Même constat pour la climatisation et le volume. La barre tactile « slider » qui a fait hurler tous les essayeurs (moi le premier) disparaît au profit d’une molette rotative pour le volume. C’est simple, c’est bête, mais ça marche. Sous les aérateurs, on retrouve une rangée de boutons physiques pour les fonctions essentielles.

Mais attendez, le meilleur est ailleurs. Vous connaissez l’enfer des commandes de vitres sur les VW récentes ? Ce bouton « Rear » qu’il fallait toucher pour piloter les vitres arrière ? C’est de l’histoire ancienne. L’ID.Polo embarque quatre boutons de lève-vitres distincts.
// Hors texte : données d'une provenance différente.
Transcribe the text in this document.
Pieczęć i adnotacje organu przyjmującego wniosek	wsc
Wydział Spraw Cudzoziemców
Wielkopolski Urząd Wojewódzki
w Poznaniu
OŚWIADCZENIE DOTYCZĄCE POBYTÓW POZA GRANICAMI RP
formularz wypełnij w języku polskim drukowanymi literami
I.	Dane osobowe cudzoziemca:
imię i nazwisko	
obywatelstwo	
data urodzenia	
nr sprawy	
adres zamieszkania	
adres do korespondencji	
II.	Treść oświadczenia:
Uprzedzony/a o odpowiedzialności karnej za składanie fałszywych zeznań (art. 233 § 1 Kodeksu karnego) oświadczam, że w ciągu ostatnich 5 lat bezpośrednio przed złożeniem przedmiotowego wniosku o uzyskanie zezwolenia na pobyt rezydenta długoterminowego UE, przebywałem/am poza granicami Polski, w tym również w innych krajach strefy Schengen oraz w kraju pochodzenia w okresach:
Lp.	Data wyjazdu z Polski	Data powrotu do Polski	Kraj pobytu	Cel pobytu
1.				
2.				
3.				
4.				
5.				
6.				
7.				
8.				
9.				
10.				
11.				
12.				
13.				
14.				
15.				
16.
Ça paraît dérisoire dit comme ça, mais c’est la preuve que les ingénieurs ont repris le pouvoir sur les designers.

Du tissu et un logiciel nostalgique

Évidemment, à 25 000 €, il ne faut pas s’attendre à du cuir Nappa et des inserts en carbone. Volkswagen utilise ici une vieille ficelle de l’industrie automobile : recouvrir les plastiques durs de tissu. C’est une technique que l’on voit beaucoup (notamment chez Renault ou Fiat), et ça fonctionne. Sur les versions haut de gamme, même les flancs de la console centrale sont habillés de textile. L’idée est de détourner l’œil des matériaux « cheap » pour donner une impression de cocon cosy.

Côté tech, Volkswagen joue la carte de l’émotion. Le système d’infodivertissement, affiché sur un écran de près de 13 pouces, propose un mode « rétro » assez génial.

Vous pouvez transformer votre instrumentation numérique en tableau de bord de la première Golf. Les détails sont soignés : l’aiguille virtuelle du compteur vibre légèrement à pleine charge, comme sur une mécanique analogique.

Le délire va plus loin. Quand vous connectez votre smartphone (probablement en CarPlay ou Android Auto), l’icône qui s’affiche est une cassette audio. Même la carte du GPS adopte un rendu « papier plié » avec les faux plis visibles à l’écran. C’est totalement inutile, donc forcément indispensable pour les nostalgiques.

Pourquoi c’est important

Au-delà du clin d’œil sympathique, cette ID.Polo montre que Volkswagen a peur. Peur de la Renault 5 E-Tech, peur de la Citroën ë-C3, et surtout peur de perdre sa réputation.

Le logiciel semble avoir atteint une maturité nécessaire. VW promet une interface fluide et rapide, débarrassée des fonctions superflues. C’est une bonne approche : sur ce segment, on ne veut pas une usine à gaz, on veut que Waze se lance vite et que la musique ne coupe pas.